Hollywood will continue to make musicals of course, but they won't have the budgets, the sense of joyous abandon, there won't be so many stars in one place and--most of all--there won't be the notion that a musical has to be "important" or "politically correct". The latter which has stifled all creativity today since there is a "checklist" of things you can't do or have to have in your movie.

The various segments of the film are introduced and narrated by MGM stars of the past (Fred Astaire, Gene Kelly), superstars like Frank Sinatra and Elizabeth Taylor, offspring like Liza Minelli and a half dozen other stars.

The movie avoids the trap of being too worshipful in the face of all this greatness. It's not afraid to kid; we see Clark Gable lookin ill at ease as he pretends to enjoy singing and dancing, and we see a hilarious montage of Judy Garland and Mickey Rooney ringing endless changes to the theme, "I know--we'll fix up the old barn and put on a show!" The film opens with a montage of musicals (neatly surveying three decades of film progress), and later returns to the two most unforgettable numbers in the film:

Gene Kelly sloshing through puddles while singing the title song, and Donald O'Connor in his amazing "Make 'em Laugh," in which he leaps up walls, takes pratfalls, and dives through a set.

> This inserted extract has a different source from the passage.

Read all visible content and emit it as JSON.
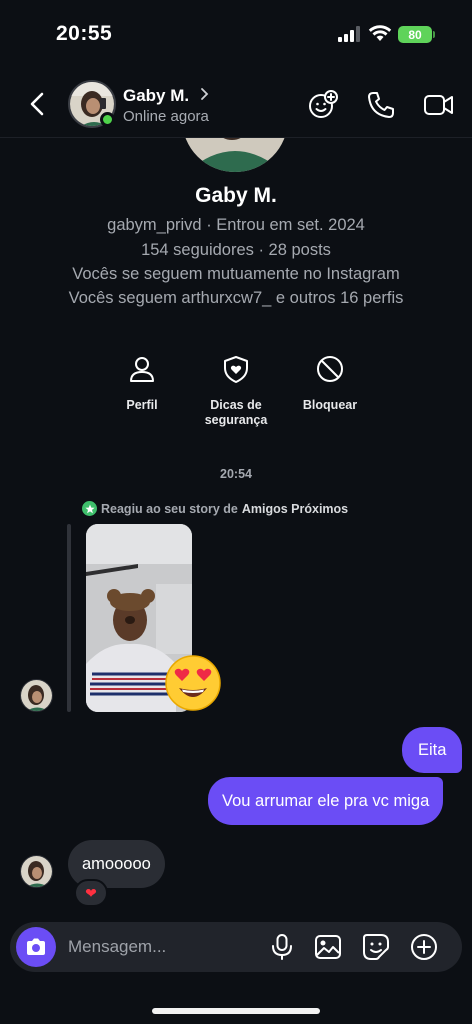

There are other great moments:

The closing ballet from 'An American in Paris'; Nelson Eddy and Jeanette McDonald being hilariously serious in 'Rose Marie'; Astaire and Ginger Rogers, so light-footed they seem to float; Gene Kelly's incredible acrobatics as he does his own stunts, swinging from rooftop to rooftop; William Warfield singing "Old Man River" in 'Showboat'; Judy Garland singing "You Made Me Love You" to a montage of stills of Clark Gable; Garland again with "Get Happy" (and a vignette of little Liza's first movie appearance, aged about three); the acrobatic woodchopper's scene from 'Seven Brides for Seven Brothers', and even Esther Williams rising from the deep.

The movie's fun from begining to end. It's not camp, and it's not nostalgia: It's a celebration of a time and place in American movie history when everything came together to make a creative new art form.